Protein lactylation represents a pervasive post-translational modification prevalent on histones and diverse proteins, fostering tumor initiation and progression. Nonetheless, it remains uncertain as to the impact of protein lactylation on the prognosis of non-specific triple-negative breast cancer (TNBC). Pan-lysine lactylation (panKlac) levels in cytoplasmic and nuclear compartments were semi-quantitatively examined with a tissue microarray encompassing 77 non-specific TNBC tissues. The association of panKlac levels in the cytoplasmic and nuclear compartments and other tumor attributes, with the prognosis of patients was assessed with Kaplan-Meier and Cox regression analyses. Furthermore, molecular pathways involved in the promotional effect of lactylation on cell proliferation were determined with a transcriptomic analysis. PanKlac levels were markedly higher in tumor tissues than in para-tumor mammary regions and showed no significant correlations with various clinicopathological parameters, such as tumor dimension, lymph node involvement, or histological grading.

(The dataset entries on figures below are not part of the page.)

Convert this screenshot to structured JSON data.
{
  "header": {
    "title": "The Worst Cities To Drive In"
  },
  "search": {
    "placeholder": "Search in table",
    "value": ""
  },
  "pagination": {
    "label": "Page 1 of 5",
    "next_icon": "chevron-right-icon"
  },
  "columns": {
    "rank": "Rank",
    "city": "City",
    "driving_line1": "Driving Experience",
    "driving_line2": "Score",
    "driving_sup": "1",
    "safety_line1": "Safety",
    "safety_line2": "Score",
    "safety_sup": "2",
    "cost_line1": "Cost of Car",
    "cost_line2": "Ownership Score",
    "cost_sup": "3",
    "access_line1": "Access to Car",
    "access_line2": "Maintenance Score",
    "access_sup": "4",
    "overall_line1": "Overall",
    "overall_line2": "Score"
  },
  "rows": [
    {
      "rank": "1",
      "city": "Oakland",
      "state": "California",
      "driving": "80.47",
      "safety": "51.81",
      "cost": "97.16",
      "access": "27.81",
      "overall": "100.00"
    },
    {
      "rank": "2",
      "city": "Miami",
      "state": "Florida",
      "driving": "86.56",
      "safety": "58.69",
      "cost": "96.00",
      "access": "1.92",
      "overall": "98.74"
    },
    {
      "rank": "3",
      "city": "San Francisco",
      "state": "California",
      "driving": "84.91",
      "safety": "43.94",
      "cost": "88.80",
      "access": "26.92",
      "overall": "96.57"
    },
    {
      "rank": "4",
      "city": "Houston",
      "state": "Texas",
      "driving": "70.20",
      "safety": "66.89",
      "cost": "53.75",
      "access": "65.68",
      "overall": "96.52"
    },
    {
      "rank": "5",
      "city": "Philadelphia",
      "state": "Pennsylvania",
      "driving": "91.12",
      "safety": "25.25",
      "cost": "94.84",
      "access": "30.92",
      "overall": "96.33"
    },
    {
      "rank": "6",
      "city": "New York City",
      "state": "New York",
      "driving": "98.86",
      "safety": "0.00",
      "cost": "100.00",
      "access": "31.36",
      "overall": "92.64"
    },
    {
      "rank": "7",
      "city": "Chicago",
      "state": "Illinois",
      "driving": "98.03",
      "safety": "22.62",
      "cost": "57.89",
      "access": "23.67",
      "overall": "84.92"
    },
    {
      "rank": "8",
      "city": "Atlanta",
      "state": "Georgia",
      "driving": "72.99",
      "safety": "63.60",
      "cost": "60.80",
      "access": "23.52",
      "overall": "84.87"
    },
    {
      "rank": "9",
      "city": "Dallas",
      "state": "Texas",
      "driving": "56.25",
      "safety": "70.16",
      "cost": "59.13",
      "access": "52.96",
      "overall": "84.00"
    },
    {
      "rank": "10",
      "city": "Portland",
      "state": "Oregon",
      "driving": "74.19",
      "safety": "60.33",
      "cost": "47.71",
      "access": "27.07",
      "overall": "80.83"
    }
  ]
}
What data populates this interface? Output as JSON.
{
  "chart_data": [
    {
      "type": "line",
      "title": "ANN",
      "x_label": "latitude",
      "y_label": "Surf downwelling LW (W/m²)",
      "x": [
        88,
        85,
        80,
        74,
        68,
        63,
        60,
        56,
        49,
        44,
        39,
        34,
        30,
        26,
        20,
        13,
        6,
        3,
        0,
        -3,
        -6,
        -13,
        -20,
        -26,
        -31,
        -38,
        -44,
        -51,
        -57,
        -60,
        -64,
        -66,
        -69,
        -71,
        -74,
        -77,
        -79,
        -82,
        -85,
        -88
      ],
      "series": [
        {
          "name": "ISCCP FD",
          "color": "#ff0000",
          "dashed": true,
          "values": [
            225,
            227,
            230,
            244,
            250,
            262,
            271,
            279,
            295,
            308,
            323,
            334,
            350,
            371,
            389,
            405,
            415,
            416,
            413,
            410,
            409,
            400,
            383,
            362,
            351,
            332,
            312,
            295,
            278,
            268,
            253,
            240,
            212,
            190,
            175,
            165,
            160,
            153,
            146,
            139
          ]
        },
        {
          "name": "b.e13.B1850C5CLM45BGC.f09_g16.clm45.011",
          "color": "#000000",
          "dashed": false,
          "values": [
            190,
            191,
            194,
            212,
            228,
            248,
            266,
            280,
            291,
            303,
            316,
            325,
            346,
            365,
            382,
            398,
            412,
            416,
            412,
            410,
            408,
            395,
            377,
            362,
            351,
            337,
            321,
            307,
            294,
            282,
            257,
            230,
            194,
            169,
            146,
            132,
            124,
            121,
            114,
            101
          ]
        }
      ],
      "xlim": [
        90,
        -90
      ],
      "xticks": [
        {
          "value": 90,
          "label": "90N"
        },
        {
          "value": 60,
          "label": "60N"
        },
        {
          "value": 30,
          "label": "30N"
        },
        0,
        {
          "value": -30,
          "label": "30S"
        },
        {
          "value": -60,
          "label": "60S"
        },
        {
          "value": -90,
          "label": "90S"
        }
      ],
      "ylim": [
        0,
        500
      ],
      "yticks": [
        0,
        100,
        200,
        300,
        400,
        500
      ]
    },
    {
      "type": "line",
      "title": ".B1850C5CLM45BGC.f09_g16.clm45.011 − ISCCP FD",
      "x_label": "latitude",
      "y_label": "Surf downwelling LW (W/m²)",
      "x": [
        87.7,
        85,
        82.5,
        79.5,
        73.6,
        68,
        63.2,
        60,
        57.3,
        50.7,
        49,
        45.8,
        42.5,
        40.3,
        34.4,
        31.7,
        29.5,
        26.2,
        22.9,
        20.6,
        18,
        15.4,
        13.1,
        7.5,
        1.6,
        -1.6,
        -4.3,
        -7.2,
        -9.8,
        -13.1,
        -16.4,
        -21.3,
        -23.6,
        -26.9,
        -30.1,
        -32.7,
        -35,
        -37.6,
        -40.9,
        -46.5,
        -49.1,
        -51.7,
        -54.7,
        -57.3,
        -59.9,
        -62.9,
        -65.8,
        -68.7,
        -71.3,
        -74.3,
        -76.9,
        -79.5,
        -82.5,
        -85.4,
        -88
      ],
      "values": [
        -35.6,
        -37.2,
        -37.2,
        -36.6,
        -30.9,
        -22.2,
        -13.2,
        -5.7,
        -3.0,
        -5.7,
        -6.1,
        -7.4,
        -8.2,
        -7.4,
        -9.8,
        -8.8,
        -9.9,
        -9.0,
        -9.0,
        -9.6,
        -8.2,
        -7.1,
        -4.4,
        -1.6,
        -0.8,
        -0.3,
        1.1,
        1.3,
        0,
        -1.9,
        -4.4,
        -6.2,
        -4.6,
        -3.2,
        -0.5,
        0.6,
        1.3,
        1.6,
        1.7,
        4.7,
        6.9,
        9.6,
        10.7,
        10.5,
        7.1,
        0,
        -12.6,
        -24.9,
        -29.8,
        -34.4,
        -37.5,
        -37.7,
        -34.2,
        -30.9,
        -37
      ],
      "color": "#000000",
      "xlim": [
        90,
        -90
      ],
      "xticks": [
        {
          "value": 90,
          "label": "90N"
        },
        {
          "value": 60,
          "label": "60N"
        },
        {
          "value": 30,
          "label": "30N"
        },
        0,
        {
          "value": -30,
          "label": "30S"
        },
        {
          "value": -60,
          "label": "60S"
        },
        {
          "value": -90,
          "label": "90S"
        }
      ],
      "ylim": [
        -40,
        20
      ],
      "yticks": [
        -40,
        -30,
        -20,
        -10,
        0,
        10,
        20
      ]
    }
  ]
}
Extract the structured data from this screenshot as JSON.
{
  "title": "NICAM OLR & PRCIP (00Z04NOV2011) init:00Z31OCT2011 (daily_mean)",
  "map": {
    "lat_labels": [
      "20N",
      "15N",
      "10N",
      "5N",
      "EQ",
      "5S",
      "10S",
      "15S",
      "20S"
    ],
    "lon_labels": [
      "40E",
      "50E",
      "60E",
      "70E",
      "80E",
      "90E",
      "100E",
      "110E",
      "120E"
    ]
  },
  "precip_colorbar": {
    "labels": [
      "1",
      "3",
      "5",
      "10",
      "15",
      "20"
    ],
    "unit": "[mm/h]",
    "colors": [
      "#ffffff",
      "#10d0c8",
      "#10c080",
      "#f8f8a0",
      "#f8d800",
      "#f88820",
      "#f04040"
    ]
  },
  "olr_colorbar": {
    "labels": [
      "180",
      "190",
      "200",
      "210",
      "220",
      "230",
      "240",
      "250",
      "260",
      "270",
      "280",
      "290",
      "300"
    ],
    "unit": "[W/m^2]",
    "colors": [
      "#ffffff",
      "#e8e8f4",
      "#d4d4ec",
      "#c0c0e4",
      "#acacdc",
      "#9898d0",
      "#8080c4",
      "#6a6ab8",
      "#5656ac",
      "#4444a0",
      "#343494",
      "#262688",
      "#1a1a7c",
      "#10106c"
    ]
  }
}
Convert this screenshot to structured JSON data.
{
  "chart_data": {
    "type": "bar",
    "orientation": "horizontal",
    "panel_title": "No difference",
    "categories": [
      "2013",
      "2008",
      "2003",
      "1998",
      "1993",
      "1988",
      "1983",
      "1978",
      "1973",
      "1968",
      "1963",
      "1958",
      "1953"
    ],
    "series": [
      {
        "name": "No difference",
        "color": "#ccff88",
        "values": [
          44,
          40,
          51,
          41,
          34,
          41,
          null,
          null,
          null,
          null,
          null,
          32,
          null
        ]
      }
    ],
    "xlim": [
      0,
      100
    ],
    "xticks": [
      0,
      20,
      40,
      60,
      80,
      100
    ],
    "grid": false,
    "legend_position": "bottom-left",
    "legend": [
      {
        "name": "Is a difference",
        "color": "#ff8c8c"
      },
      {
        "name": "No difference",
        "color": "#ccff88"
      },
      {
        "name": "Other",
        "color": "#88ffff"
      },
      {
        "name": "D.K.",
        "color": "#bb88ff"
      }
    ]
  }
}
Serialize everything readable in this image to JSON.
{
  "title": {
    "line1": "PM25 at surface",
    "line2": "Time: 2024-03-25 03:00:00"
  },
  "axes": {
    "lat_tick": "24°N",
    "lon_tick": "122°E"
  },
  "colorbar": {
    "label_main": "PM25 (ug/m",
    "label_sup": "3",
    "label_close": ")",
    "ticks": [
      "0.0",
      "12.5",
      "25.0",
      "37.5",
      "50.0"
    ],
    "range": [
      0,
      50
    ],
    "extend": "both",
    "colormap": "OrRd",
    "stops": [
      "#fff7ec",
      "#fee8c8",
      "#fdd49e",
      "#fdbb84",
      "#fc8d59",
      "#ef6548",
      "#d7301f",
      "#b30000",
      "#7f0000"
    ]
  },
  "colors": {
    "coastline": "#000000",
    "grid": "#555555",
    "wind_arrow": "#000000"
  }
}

Notably, high panKlac levels within the nucleus served as an independent predictor of recurrence-free survival, whereas high cytoplasmic panKlac levels were a protective factor for patient survival. PanKlac levels were markedly elevated in the TNBC cell line MDA-MB-231. Additionally, glycolysis inhibition significantly reduced global panKlac levels and concurrently diminished cell proliferation. According to comprehensive transcriptomic analysis results, pathways related to ribosomal subunit biosynthesis/assembly and aminoacyl-tRNA biosynthesis were involved in the tumor-promoting mechanisms of lactylation. Further results revealed the oncogenic propensity of tyrosyl-tRNA synthetase 1 (YARS1) and its association with lactate production. Overall, Klac levels within the nucleus are an independent prognostic indicator for patients with non-specific TNBC. It is imperative to delve deeper into the roles and mechanisms of nuclear protein lactylation and YARS1 in non-specific TNBC.